チャラい彼は、意外と一途


「佑都がふゆちゃんのことを気に入った理由が分かったよ」


また笑われた……


それと、気に入ってるって言ってますけど、佐野先輩って私のこと気に入ってるの?


「うん、気に入ってるよ」


「何も言ってませんよ」


「ふゆちゃんは思ってることが顔に出やすいから」


それもよく言われる。


私って顔に出やすいんだ……


「脱線してますけど、勉強教えてくださいよ。私のせいなんでしょうけど」


「ごめん、紗奈ちゃん。じゃあ、再開しようか」


勉強が再開された。


時々分からないところは佐野先輩に教えてもらって、ちゃんと解けるようにした。


「すみませんでした。
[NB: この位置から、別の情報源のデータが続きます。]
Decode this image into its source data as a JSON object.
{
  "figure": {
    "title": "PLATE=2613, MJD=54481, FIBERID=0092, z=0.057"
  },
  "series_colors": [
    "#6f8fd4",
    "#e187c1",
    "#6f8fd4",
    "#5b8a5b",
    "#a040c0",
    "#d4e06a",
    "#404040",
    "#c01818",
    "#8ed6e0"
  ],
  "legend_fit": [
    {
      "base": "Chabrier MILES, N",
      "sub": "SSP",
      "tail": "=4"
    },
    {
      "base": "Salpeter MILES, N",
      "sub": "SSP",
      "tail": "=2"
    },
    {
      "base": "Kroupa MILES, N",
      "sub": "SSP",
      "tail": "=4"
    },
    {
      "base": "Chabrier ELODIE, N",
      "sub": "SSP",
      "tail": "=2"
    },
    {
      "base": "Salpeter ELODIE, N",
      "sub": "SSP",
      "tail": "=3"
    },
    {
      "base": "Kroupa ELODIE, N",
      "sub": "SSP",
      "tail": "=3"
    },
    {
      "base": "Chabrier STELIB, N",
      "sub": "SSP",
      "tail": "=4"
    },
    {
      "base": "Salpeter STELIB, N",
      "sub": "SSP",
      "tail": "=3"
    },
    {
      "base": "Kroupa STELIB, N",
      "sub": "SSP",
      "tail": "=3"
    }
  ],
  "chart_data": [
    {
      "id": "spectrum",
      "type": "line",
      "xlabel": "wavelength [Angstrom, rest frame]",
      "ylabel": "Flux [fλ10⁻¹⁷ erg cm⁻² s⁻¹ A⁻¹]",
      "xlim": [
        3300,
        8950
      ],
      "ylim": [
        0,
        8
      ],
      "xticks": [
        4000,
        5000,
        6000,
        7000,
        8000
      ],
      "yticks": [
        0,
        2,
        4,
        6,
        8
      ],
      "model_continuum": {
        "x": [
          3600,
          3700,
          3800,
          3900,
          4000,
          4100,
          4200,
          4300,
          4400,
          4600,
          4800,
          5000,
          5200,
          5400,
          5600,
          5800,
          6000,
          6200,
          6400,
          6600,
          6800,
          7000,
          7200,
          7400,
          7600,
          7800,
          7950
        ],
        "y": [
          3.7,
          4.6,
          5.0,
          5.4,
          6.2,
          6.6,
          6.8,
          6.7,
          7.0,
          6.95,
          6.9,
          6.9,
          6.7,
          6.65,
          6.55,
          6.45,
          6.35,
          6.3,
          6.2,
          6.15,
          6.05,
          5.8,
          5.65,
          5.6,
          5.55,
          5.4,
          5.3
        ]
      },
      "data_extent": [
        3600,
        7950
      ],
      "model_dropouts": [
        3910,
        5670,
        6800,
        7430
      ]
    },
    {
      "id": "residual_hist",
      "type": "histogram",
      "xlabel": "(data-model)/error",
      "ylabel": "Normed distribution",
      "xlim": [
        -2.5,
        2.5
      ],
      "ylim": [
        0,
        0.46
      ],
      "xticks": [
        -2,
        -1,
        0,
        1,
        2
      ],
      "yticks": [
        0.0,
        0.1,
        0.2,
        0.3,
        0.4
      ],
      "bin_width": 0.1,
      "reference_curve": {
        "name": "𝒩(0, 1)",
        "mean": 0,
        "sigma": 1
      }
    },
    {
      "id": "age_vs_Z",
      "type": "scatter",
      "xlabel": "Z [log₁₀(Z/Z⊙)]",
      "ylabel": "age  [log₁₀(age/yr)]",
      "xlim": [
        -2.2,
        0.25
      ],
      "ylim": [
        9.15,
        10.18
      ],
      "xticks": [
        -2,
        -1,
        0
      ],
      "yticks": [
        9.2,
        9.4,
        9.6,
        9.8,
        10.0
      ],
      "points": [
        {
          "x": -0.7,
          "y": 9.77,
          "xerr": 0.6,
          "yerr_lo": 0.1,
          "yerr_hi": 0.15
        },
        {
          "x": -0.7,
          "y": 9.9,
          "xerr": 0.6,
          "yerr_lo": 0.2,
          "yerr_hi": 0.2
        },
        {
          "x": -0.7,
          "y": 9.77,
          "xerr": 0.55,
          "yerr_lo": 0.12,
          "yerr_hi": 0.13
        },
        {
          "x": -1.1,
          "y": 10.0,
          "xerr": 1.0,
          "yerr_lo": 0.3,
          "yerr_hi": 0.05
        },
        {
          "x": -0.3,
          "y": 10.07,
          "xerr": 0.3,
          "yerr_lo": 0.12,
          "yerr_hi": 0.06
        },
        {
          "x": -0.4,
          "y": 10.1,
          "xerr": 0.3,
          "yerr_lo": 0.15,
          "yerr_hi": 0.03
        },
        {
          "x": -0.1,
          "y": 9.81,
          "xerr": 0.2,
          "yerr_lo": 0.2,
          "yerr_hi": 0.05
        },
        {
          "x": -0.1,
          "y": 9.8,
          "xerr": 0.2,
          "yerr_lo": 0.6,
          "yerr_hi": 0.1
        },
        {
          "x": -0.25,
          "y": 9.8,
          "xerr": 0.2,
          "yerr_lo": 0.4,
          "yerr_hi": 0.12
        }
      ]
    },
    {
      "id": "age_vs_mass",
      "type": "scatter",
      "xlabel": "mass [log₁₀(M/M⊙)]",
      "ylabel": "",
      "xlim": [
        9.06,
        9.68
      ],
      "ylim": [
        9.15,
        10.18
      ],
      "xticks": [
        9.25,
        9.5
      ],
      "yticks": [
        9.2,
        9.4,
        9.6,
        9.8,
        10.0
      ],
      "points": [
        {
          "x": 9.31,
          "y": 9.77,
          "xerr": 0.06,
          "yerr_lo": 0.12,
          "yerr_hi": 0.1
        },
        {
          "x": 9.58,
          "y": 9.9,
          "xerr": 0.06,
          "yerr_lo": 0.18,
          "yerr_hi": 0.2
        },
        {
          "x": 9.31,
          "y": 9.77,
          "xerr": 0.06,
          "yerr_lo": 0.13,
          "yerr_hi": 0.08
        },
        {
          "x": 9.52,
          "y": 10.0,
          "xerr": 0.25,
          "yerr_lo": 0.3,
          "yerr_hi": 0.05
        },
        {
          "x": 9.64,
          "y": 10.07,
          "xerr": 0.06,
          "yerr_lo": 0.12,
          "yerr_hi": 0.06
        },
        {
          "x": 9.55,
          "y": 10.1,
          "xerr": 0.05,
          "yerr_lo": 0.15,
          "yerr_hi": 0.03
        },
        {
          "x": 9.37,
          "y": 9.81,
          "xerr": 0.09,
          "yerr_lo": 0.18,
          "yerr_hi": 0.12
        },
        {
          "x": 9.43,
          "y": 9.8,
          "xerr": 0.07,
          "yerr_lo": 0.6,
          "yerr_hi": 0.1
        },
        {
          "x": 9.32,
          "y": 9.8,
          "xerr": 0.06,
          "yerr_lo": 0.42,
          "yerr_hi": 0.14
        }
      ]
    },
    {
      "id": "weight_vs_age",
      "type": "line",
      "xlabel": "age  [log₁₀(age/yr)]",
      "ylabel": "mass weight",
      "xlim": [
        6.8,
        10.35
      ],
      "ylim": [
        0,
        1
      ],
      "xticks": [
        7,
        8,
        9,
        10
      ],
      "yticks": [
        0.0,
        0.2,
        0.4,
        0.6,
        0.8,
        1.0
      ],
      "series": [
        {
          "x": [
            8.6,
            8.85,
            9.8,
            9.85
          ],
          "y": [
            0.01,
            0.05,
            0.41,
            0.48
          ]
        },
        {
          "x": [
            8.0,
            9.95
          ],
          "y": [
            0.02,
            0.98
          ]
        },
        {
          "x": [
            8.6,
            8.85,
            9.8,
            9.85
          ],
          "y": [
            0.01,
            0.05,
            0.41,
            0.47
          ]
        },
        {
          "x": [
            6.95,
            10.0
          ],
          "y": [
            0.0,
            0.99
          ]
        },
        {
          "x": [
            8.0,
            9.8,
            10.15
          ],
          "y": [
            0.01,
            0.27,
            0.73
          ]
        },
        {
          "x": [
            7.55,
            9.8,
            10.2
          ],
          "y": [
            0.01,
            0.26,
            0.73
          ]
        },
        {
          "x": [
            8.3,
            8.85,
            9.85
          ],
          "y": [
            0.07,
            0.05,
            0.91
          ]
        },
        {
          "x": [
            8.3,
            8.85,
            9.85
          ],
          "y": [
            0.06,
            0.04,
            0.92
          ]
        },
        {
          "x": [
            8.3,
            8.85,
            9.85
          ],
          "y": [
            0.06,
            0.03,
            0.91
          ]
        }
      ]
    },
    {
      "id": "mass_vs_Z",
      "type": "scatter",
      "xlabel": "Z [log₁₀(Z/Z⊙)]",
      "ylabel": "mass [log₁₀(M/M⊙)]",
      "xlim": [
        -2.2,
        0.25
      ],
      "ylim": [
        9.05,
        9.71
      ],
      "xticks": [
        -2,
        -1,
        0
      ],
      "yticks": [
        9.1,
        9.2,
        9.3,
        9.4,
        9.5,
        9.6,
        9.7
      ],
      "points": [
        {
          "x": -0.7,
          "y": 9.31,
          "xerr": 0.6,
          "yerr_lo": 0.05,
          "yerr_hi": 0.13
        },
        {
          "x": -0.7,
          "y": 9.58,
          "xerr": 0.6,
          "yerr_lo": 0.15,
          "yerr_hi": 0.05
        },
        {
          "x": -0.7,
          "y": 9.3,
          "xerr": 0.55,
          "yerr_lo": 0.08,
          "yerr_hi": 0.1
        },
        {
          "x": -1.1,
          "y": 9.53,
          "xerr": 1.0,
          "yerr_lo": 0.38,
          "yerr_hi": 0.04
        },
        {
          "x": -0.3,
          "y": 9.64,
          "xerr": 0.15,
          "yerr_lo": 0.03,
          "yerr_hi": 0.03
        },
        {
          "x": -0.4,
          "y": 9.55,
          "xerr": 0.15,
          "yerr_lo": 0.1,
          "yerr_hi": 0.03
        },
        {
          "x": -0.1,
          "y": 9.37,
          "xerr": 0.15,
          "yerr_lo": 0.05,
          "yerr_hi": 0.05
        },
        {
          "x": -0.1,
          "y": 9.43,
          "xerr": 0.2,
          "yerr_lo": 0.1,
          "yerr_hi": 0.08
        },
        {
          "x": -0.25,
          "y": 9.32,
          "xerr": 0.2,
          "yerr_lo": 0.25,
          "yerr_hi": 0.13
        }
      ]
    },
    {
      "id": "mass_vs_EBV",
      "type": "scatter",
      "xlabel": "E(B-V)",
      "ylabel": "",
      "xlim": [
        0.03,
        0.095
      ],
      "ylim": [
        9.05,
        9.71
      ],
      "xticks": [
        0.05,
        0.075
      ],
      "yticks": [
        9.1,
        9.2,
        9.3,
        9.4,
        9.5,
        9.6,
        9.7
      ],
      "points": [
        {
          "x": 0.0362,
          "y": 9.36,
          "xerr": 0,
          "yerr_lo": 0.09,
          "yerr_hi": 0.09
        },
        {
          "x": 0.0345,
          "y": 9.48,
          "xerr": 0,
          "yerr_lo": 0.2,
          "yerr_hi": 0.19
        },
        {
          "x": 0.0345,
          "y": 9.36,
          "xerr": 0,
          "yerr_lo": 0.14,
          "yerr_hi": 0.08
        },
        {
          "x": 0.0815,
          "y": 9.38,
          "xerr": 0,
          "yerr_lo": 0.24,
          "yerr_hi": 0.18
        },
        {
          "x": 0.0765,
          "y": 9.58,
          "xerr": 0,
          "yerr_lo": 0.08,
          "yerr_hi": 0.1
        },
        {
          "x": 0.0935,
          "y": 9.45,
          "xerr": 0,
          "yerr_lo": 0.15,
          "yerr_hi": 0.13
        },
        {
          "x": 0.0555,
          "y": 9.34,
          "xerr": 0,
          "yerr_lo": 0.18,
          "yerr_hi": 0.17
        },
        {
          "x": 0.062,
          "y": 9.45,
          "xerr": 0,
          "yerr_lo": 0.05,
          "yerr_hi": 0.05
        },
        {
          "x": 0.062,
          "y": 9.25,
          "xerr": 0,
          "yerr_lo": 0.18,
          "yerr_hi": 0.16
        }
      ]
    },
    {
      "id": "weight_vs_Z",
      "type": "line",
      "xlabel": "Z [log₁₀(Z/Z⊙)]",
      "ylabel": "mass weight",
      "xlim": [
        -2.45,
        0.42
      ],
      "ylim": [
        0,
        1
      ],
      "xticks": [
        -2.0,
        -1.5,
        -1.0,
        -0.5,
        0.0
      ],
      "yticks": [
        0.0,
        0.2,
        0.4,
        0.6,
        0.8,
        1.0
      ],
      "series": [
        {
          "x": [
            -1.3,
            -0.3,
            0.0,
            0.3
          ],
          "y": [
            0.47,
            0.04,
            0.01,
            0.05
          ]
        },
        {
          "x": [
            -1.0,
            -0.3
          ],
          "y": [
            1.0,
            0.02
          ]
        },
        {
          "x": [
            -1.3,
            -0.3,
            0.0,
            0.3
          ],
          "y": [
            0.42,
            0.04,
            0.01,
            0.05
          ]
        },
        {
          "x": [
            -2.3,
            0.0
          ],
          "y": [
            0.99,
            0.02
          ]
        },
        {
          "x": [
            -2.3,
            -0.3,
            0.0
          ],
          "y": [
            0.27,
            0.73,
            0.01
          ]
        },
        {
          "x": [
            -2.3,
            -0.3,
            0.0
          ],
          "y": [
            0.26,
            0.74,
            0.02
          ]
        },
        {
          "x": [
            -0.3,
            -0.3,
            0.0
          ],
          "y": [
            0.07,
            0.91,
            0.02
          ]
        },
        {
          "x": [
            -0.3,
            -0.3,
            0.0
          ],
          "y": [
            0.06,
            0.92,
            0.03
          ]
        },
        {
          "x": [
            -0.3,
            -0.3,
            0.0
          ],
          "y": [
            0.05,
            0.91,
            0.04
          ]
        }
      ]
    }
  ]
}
佐野先輩、自分の勉強できませんでしたよね?私に教えてばっかりで」


「ん?あぁ、大丈夫だよ。ちゃんと勉強できたし、ふゆちゃんに勉強教えてあげられたし。これで1位キープできるよ」


どこから出るんだろう、その自信。


でも、羨ましいなって思ってしまう。


私にはそんな自信ないから。


「じゃあ、律帰ろうか。バイバイ、ふゆちゃん、紗奈ちゃん」
  

「またね、紗奈ちゃん、ふゆちゃん」


「さようなら」

 
「さようなら!」


佐野先輩達が帰って、私達も帰ることにした。